Although the scale of street protests has since diminished, they have not ended. The grievances remain unresolved, and the divide between large parts of society and the ruling system has rarely appeared so wide.

On 8 and 9 January, security forces reportedly lost control of parts of several towns and neighbourhoods in major cities before reasserting authority through overwhelming force.

That brief loss of control appears to have deeply unsettled the authorities. The calm that followed has been imposed rather than negotiated, leaving the situation highly combustible.

Uncompromising rhetoric​

Against this backdrop, the nature of any US strike becomes critical.

A limited attack may allow Washington to claim military success while avoiding immediate regional war, but it could also provide Iranian authorities with a pretext for another round of internal repression.

Such a scenario risks fresh crackdowns, mass arrests and a new wave of harsh sentences, including death penalties, for protesters already in detention.
At the other extreme, a broader US campaign that significantly weakens or cripples the Iranian state could push the country towards the brink of chaos.

The sudden collapse of central authority in a country of more than 90 million people would be unlikely to produce a clean or rapid transition.

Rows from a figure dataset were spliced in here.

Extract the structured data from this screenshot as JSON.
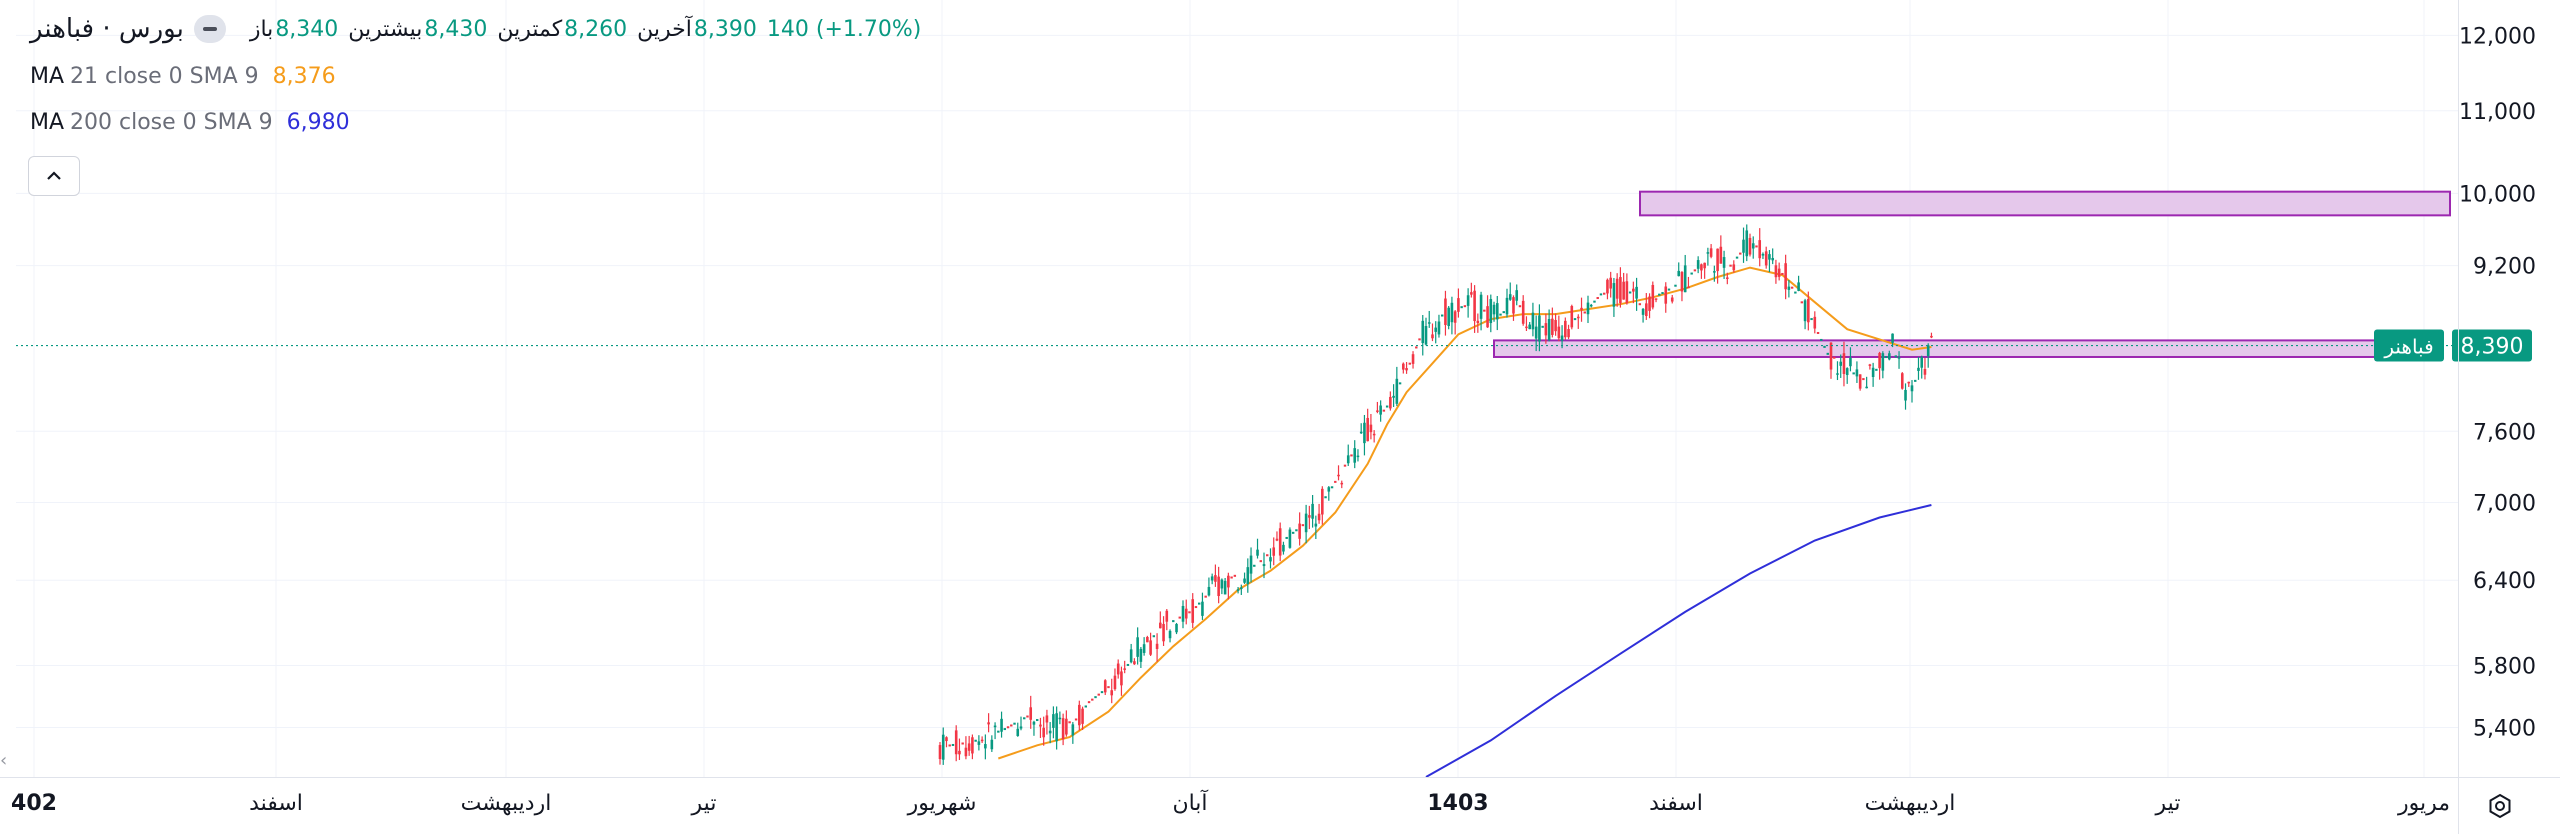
{
  "header": {
    "symbol_title": "بورس · فباهنر",
    "open_label": "باز",
    "open_value": "8,340",
    "high_label": "بیشترین",
    "high_value": "8,430",
    "low_label": "کمترین",
    "low_value": "8,260",
    "close_label": "آخرین",
    "close_value": "8,390",
    "change": "140 (+1.70%)"
  },
  "indicators": [
    {
      "name": "MA",
      "args": "21 close 0 SMA 9",
      "value": "8,376",
      "color": "#f59c1b"
    },
    {
      "name": "MA",
      "args": "200 close 0 SMA 9",
      "value": "6,980",
      "color": "#2f2fd9"
    }
  ],
  "price_label": {
    "symbol": "فباهنر",
    "value": "8,390",
    "color": "#089981"
  },
  "colors": {
    "up": "#089981",
    "down": "#f23645",
    "zone_fill": "#e1bee7",
    "zone_border": "#9c27b0",
    "grid": "#f0f3fa"
  },
  "icons": {
    "collapse": "chevron-up-icon",
    "settings": "settings-icon",
    "remove": "minus-icon"
  },
  "chart_data": {
    "type": "candlestick",
    "y_scale": "log",
    "ylim": [
      5100,
      12500
    ],
    "y_ticks": [
      "12,000",
      "11,000",
      "10,000",
      "9,200",
      "7,600",
      "7,000",
      "6,400",
      "5,800",
      "5,400"
    ],
    "y_tick_values": [
      12000,
      11000,
      10000,
      9200,
      7600,
      7000,
      6400,
      5800,
      5400
    ],
    "x_ticks": [
      {
        "label": "402",
        "bold": true
      },
      {
        "label": "اسفند",
        "bold": false
      },
      {
        "label": "اردیبهشت",
        "bold": false
      },
      {
        "label": "تیر",
        "bold": false
      },
      {
        "label": "شهریور",
        "bold": false
      },
      {
        "label": "آبان",
        "bold": false
      },
      {
        "label": "1403",
        "bold": true
      },
      {
        "label": "اسفند",
        "bold": false
      },
      {
        "label": "اردیبهشت",
        "bold": false
      },
      {
        "label": "تیر",
        "bold": false
      },
      {
        "label": "مریور",
        "bold": false
      }
    ],
    "last_price": 8390,
    "zones": [
      {
        "from": 9750,
        "to": 10020
      },
      {
        "from": 8280,
        "to": 8440
      }
    ],
    "trend_points": [
      [
        0,
        5280
      ],
      [
        10,
        5310
      ],
      [
        20,
        5390
      ],
      [
        28,
        5480
      ],
      [
        34,
        5380
      ],
      [
        42,
        5450
      ],
      [
        46,
        5560
      ],
      [
        54,
        5690
      ],
      [
        62,
        5920
      ],
      [
        70,
        6080
      ],
      [
        78,
        6180
      ],
      [
        84,
        6330
      ],
      [
        90,
        6420
      ],
      [
        98,
        6520
      ],
      [
        106,
        6700
      ],
      [
        114,
        6860
      ],
      [
        120,
        7080
      ],
      [
        126,
        7350
      ],
      [
        132,
        7600
      ],
      [
        138,
        7820
      ],
      [
        144,
        8140
      ],
      [
        148,
        8450
      ],
      [
        156,
        8720
      ],
      [
        164,
        8800
      ],
      [
        172,
        8670
      ],
      [
        178,
        8820
      ],
      [
        184,
        8580
      ],
      [
        190,
        8560
      ],
      [
        198,
        8680
      ],
      [
        204,
        8900
      ],
      [
        212,
        8960
      ],
      [
        216,
        8800
      ],
      [
        224,
        8930
      ],
      [
        230,
        9050
      ],
      [
        238,
        9320
      ],
      [
        244,
        9200
      ],
      [
        250,
        9460
      ],
      [
        256,
        9300
      ],
      [
        262,
        9020
      ],
      [
        268,
        8720
      ],
      [
        274,
        8310
      ],
      [
        280,
        8200
      ],
      [
        284,
        8050
      ],
      [
        290,
        8180
      ],
      [
        294,
        8380
      ],
      [
        298,
        8010
      ],
      [
        302,
        8070
      ],
      [
        306,
        8390
      ]
    ],
    "ma21_points": [
      [
        18,
        5210
      ],
      [
        30,
        5290
      ],
      [
        40,
        5340
      ],
      [
        52,
        5500
      ],
      [
        62,
        5720
      ],
      [
        72,
        5930
      ],
      [
        82,
        6120
      ],
      [
        92,
        6330
      ],
      [
        102,
        6470
      ],
      [
        112,
        6660
      ],
      [
        122,
        6920
      ],
      [
        132,
        7320
      ],
      [
        138,
        7660
      ],
      [
        144,
        7950
      ],
      [
        152,
        8220
      ],
      [
        160,
        8500
      ],
      [
        170,
        8650
      ],
      [
        180,
        8700
      ],
      [
        190,
        8700
      ],
      [
        200,
        8750
      ],
      [
        210,
        8800
      ],
      [
        220,
        8870
      ],
      [
        230,
        8960
      ],
      [
        240,
        9080
      ],
      [
        250,
        9180
      ],
      [
        260,
        9100
      ],
      [
        270,
        8820
      ],
      [
        280,
        8550
      ],
      [
        290,
        8450
      ],
      [
        300,
        8350
      ],
      [
        306,
        8376
      ]
    ],
    "ma200_points": [
      [
        150,
        5100
      ],
      [
        170,
        5320
      ],
      [
        190,
        5600
      ],
      [
        210,
        5880
      ],
      [
        230,
        6170
      ],
      [
        250,
        6450
      ],
      [
        270,
        6700
      ],
      [
        290,
        6880
      ],
      [
        306,
        6980
      ]
    ]
  }
}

Instead, it could trigger prolonged instability, factional violence, and spillover effects across the region, with consequences that may take years to contain.

These risks help explain the increasingly uncompromising rhetoric from Tehran.

Senior commanders in both the Islamic Revolutionary Guard Corps and the regular armed forces, along with senior political officials, have warned that any US attack-regardless of scale-would be treated as an act of war.

Such declarations have unsettled Iran's neighbours, particularly Gulf states hosting US forces. A rapid Iranian response would place those countries - and Israel - at immediate risk, regardless of their direct involvement, and raises the prospect of a conflict spreading far beyond Iran and the United States.

Washington, too, faces constraints. Trump has repeatedly warned Iranian authorities against using violence against protesters and, at the height of the unrest, told Iranians that "help is coming". Those remarks were widely circulated inside Iran and raised expectations among protesters.
A handout satellite image made available shows Iran's Natanz nuclear enrichment facility after US air strikes, in Natanz, Iran, 22 June 2025.
Image source,Maxar Technologies/EPA
Image caption,
The US attacked Iranian nuclear sites during Iran's war with Israel in June 2025
Both sides are aware of the broader strategic picture.

Trump knows Iran is militarily weaker than it was before last summer's 12-day war, and Tehran is aware that he has little appetite for a full-scale, open-ended conflict.

That mutual awareness may provide some reassurance, but it could also create dangerous misperceptions, with each side potentially overestimating its leverage or misreading the opponent's intentions.

For Trump, finding a balance, whatever that might be, is crucial. He needs an outcome he can present as a victory, without tipping Iran into either a renewed cycle of repression or a descent into chaos.

For Iranian leaders, the danger lies in timing and perception. Iran's previous model of delayed, symbolic retaliation may no longer be sufficient if leaders believe speed is essential to reassert deterrence on the outside and control inside of the country that was shaken by the scale of the recent unrests.

Yet, a rapid response would sharply increase the risk of miscalculation, drawing regional actors into a conflict few can afford.

With both sides under intense pressure and little room to manoeuvre, a long-running game of brinkmanship may be approaching its most dangerous moment, one in which the cost of getting the balance wrong would be borne not only by governments, but by millions of ordinary Iranians and the wider region beyond.